Even recovery environments are mediated by policy.

The kernel is no longer a layer you interact with.

It is a monument you walk around.

Boot Camp and the Culture of Dual Boot

Boot Camp was more than a wizard.

It exposed how close Intel Macs were to ordinary PCs.

Technically, it relied on things like:

EFI firmware
compatibility paths for Windows installers
Apple-supplied chipset and GPU drivers
partition management
the bless tool for switching boot targets

Power users built complex setups around this:

macOS + Windows + Linux through rEFInd
separate APFS, HFS+, NTFS, and ext filesystems
external GPU experiments
Windows gaming on Mac hardware
Linux development environments
recovery and forensic workflows

The T2 chip introduced the first serious cracks: secure boot levels, external boot restrictions, and DFU restore paths.
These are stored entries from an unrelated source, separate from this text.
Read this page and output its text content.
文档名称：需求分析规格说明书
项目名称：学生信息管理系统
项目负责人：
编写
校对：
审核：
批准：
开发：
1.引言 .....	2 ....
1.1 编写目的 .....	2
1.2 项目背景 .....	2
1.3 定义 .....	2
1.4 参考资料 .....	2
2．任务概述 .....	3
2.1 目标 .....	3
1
Apple Silicon ended the old story.

No UEFI. No Boot Camp. No alternative kernels in the old user-controlled sense. Only virtualization inside Apple’s rules.
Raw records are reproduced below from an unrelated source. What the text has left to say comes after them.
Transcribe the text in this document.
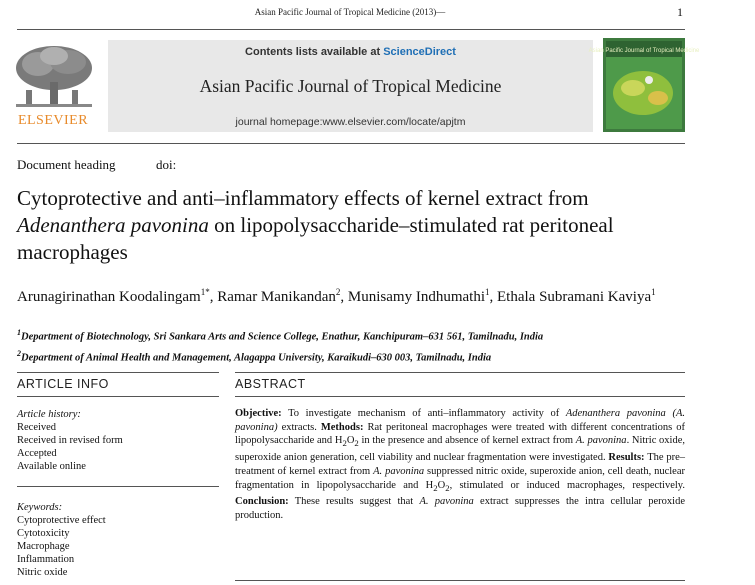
Asian Pacific Journal of Tropical Medicine (2013)—	1
ELSEVIER
Contents lists available at ScienceDirect
Asian Pacific Journal of Tropical Medicine
journal homepage:www.elsevier.com/locate/apjtm
Asian Pacific Journal of Tropical Medicine
Document heading	doi:
Cytoprotective and anti–inflammatory effects of kernel extract from Adenanthera pavonina on lipopolysaccharide–stimulated rat peritoneal macrophages
Arunagirinathan Koodalingam$^{1*}$, Ramar Manikandan$^2$, Munisamy Indhumathi$^1$, Ethala Subramani Kaviya$^1$
$^1$Department of Biotechnology, Sri Sankara Arts and Science College, Enathur, Kanchipuram–631 561, Tamilnadu, India
$^2$Department of Animal Health and Management, Alagappa University, Karaikudi–630 003, Tamilnadu, India
ARTICLE INFO
Article history:
Received
Received in revised form
Accepted
Available online
Keywords:
Cytoprotective effect
Cytotoxicity
Macrophage
Inflammation
Nitric oxide
ABSTRACT
Objective: To investigate mechanism of anti–inflammatory activity of Adenanthera pavonina (A. pavonina) extracts. Methods: Rat peritoneal macrophages were treated with different concentrations of lipopolysaccharide and $H_2O_2$ in the presence and absence of kernel extract from A. pavonina. Nitric oxide, superoxide anion generation, cell viability and nuclear fragmentation were investigated. Results: The pre–treatment of kernel extract from A. pavonina suppressed nitric oxide, superoxide anion, cell death, nuclear fragmentation in lipopolysaccharide and $H_2O_2$, stimulated or induced macrophages, respectively. Conclusion: These results suggest that A. pavonina extract suppresses the intra cellular peroxide production.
A Mac stopped being a universal computer and became a single-platform appliance.

APFS and the Sealed World

APFS changed more than performance.

It changed the relationship between the user, the system, and storage.

With APFS, we got:

containers instead of traditional partitions
snapshots as part of daily operation
split system and data volumes
immutable system volume behavior
cryptographic sealing of system files

Some of this is technically impressive. Some of it is useful. Some of it makes recovery and updates safer.

But the consequences are real:

traditional cloning tools broke or became unreliable
backups must understand snapshots
system repair often requires Apple-approved images
even root cannot simply modify /System
the old mental model of “my disk, my files, my OS” no longer applies

What looked like a filesystem upgrade also became a governance mechanism.

Conclusion: From Workstation to Appliance

macOS did not collapse.

It was gradually redefined.

NeXTSTEP assumed curiosity.

Early Mac OS X assumed competence. Modern macOS assumes compliance.

That is the real transformation.

The machine no longer fully belongs to the person in front of it. It belongs to the supply chain behind it: firmware, signing keys, entitlements, sealed volumes, policy engines, cloud services, and Apple-controlled restore paths.

I am not saying modern macOS is useless. It is polished, fast on Apple Silicon, secure by default, and excellent for many ordinary users.

But something important was lost. The old Mac felt like a beautiful UNIX workstation that happened to be friendly.

The modern Mac increasingly feels like an appliance that happens to expose a UNIX shell.

And I highly doubt Steve Jobs would have approved of that direction.